According to previous studies, the CI including Slope 5 and Area 1–5 at small scales in MSE probes the complexity structure of the heart rate dynamics and may give a powerful overall estimation of heart rate short-term complexity and the integrity of sinus arrhythmia11,16,17, while CI (Area 6–15 and Area 6–20) of large time scales are more controversial since several physiological mechanisms such as sympathetic, baroreflex and hormonal regulation beneath these time scales16,17. In the present study, results of ROC curve analysis showed that preoperative Area 6–20 had the greatest discriminatory power to differentiate the non-responders0 from the responders0. Two previous studies also identified Area 6–20 as independent risk stratification for the prognosis of patients with acute ischemic stroke and congestive heart failure, respectively13,43. The Area 6–20 derived from MSE were significantly lower in the non-responder0 group in our study, and this phenomenon about lower Area 6–20 indicating bad prognosis was consistent with those found by Ho et al. and Chen et al. in MSE study13,43. Dynamical fluctuations of the HRV signal originated from the cardiovascular system with multiple interacting components usually exhibit remarkably complicated patterns over different time scales11,16. Although the underlying control mechanisms were still not clear, it is possible that the heart rhythm complexity at large time scales (from scale 6 to 20) is originated by the heart itself. This intrinsic feature of heart that seems to be essential for keep healthy and more accurately reflects the underlying heart rate dynamics. The present preliminary study provided a unique window into the VNS treatment prognosis of DRE by exploring the dynamical complexity on the system level. Our results imply that the MSE analysis might be applicable in predicting success of VNS treatment for patients with DRE.

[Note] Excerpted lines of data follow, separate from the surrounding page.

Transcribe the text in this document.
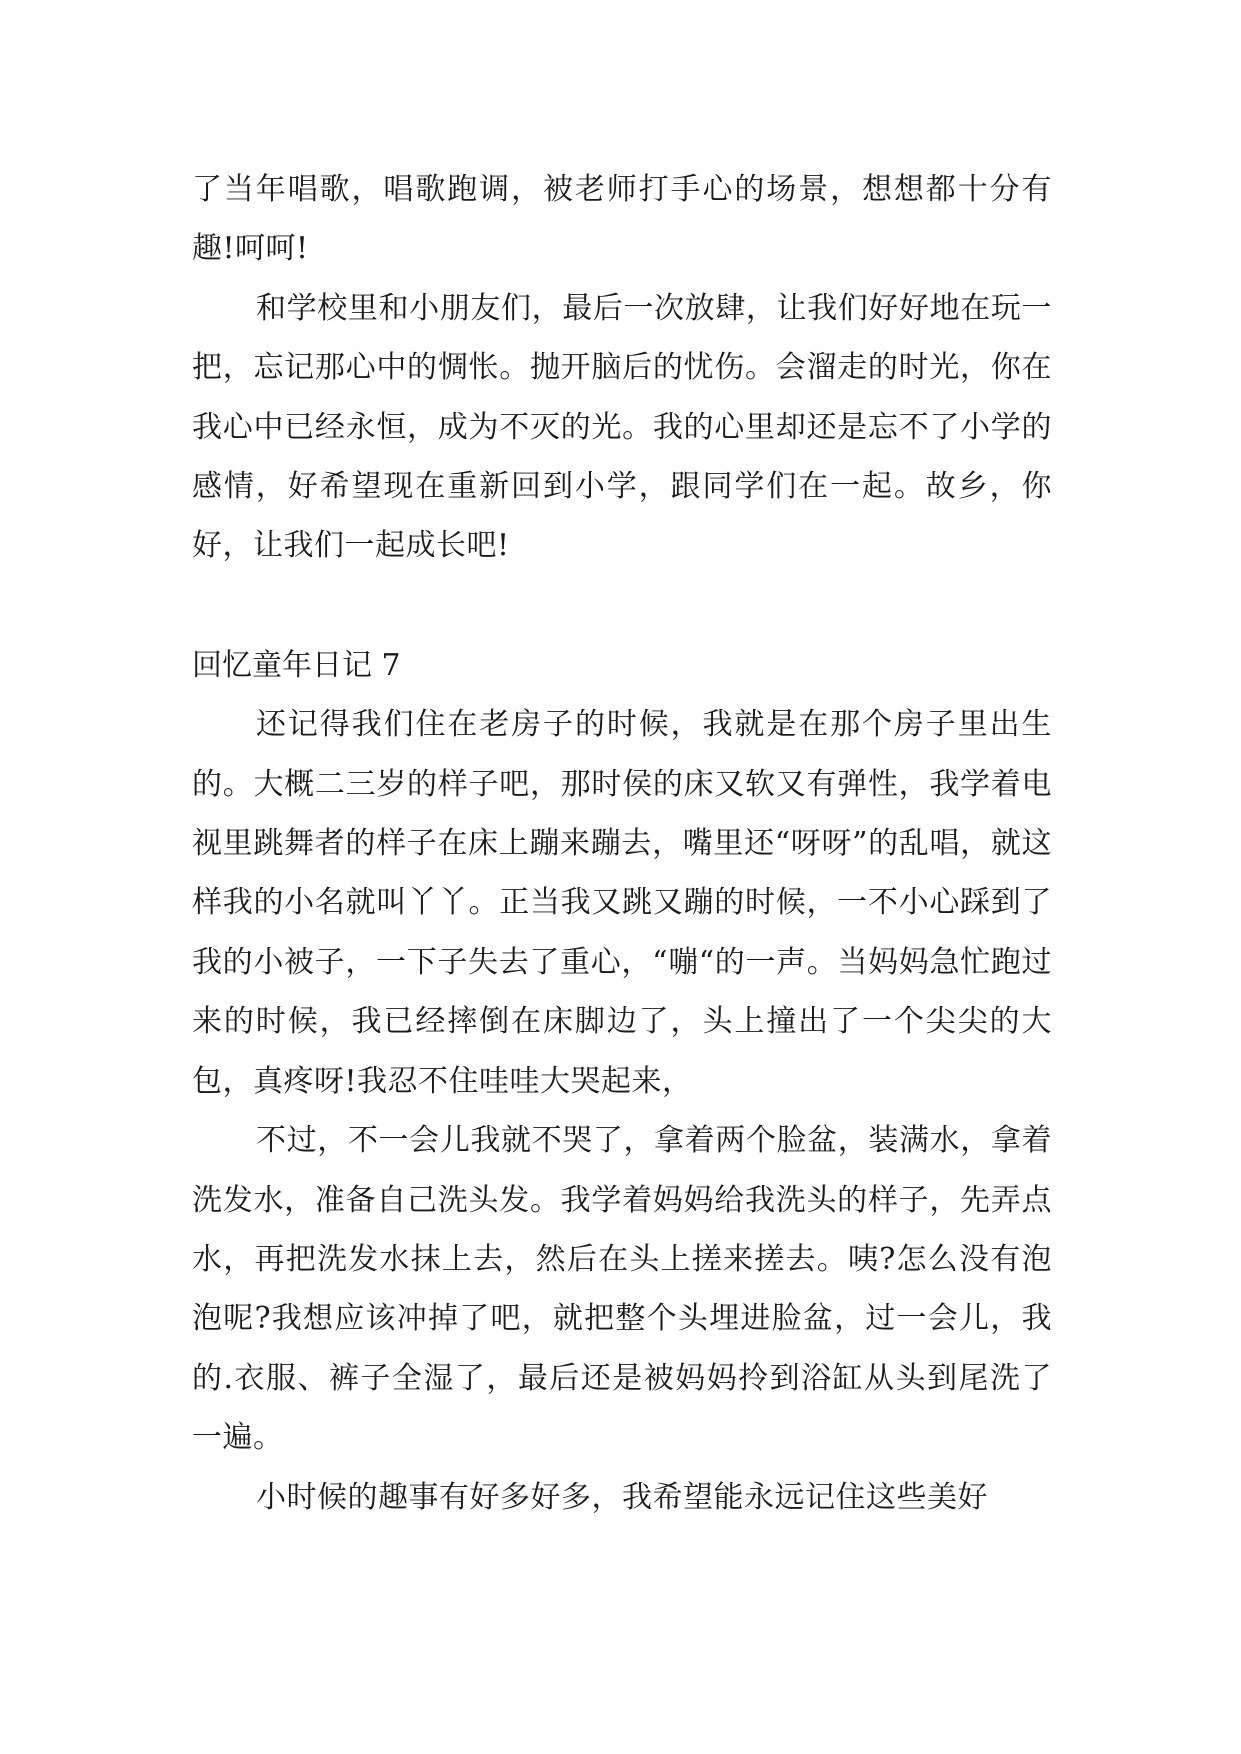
了当年唱歌，唱歌跑调，被老师打手心的场景，想想都十分有趣!呵呵!

和学校里和小朋友们，最后一次放肆，让我们好好地在玩一把，忘记那心中的惆怅。抛开脑后的忧伤。会溜走的时光，你在我心中已经永恒，成为不灭的光。我的心里却还是忘不了小学的感情，好希望现在重新回到小学，跟同学们在一起。故乡，你好，让我们一起成长吧!

回忆童年日记 7

还记得我们住在老房子的时候，我就是在那个房子里出生的。大概二三岁的样子吧，那时侯的床又软又有弹性，我学着电视里跳舞者的样子在床上蹦来蹦去，嘴里还“呀呀”的乱唱，就这样我的小名就叫丫丫。正当我又跳又蹦的时候，一不小心踩到了我的小被子，一下子失去了重心，“嘣“的一声。当妈妈急忙跑过来的时候，我已经摔倒在床脚边了，头上撞出了一个尖尖的大包，真疼呀!我忍不住哇哇大哭起来，

不过，不一会儿我就不哭了，拿着两个脸盆，装满水，拿着洗发水，准备自己洗头发。我学着妈妈给我洗头的样子，先弄点水，再把洗发水抹上去，然后在头上搓来搓去。咦?怎么没有泡泡呢?我想应该冲掉了吧，就把整个头埋进脸盆，过一会儿，我的.衣服、裤子全湿了，最后还是被妈妈拎到浴缸从头到尾洗了一遍。

小时候的趣事有好多好多，我希望能永远记住这些美好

Several limitations are presented within this study. Firstly, though we stabilized the AED regimen of DRE patients during the one year follow up period, it is still difficult to discriminate between the effects of the AED and the VNS. In addition, the potential effects of different AEDs on the period of heartbeat time series selected for HRV analysis were not completely excluded. Secondly, we recruited heterogeneous DRE with a wide age range, difference in type of seizures and various localization/lateralization of epileptic focus, the potential effects of focus lateralization, seizure type and age on VNS outcome prediction should be elucidated in future studies. Thirdly, although the ECG recordings were carefully acquired and analyzed to reduce errors introduced by experimental method, the heterogeneity of the patients, their mental workloads, and the recording environments may contribute to differences in the MSE and CI between the responders0 and non-responders0. Recording all the ECG data in free running conditions may also introduce variations with possible confounding factors such as stress, emotion, and breathing patterns. These findings are preliminary because they are based on a study with a non-controlled small sample size of DRE patients. To establish the relationship between VNS outcome and heart rhythm complexity will require a multicenter, sizeable and prospective study.

Conclusions

In conclusion, this multicenter preliminary study suggests that preoperative heart rhythm complexity is useful to predict the unresponsiveness (non-responders0) to VNS treatment. Furthermore, indices of linear HRV preoperatively demonstrate that responders50 of VNS have a less impairment of parasympathetic cardiac control or vagal tone than those of the non-responers50. The potential physiological interpretations of these findings for the prognosis of VNS treatment remains to be elucidated, but this knowledge about CI and linear HRV measurements as non-invasive biomarkers of predicting seizure reduction of VNS is important for optimizing patient selection in a more objective way and counselling patients to avoid unnecessary VNS surgeries in non-responders0 or non-responders50 and to improve the overall clinical efficacy of VNS treatment. This investigation may also facilitate other studies recruiting larger DRE patients sample size to more clearly show the heart rate dynamics of appropriate VNS candidates.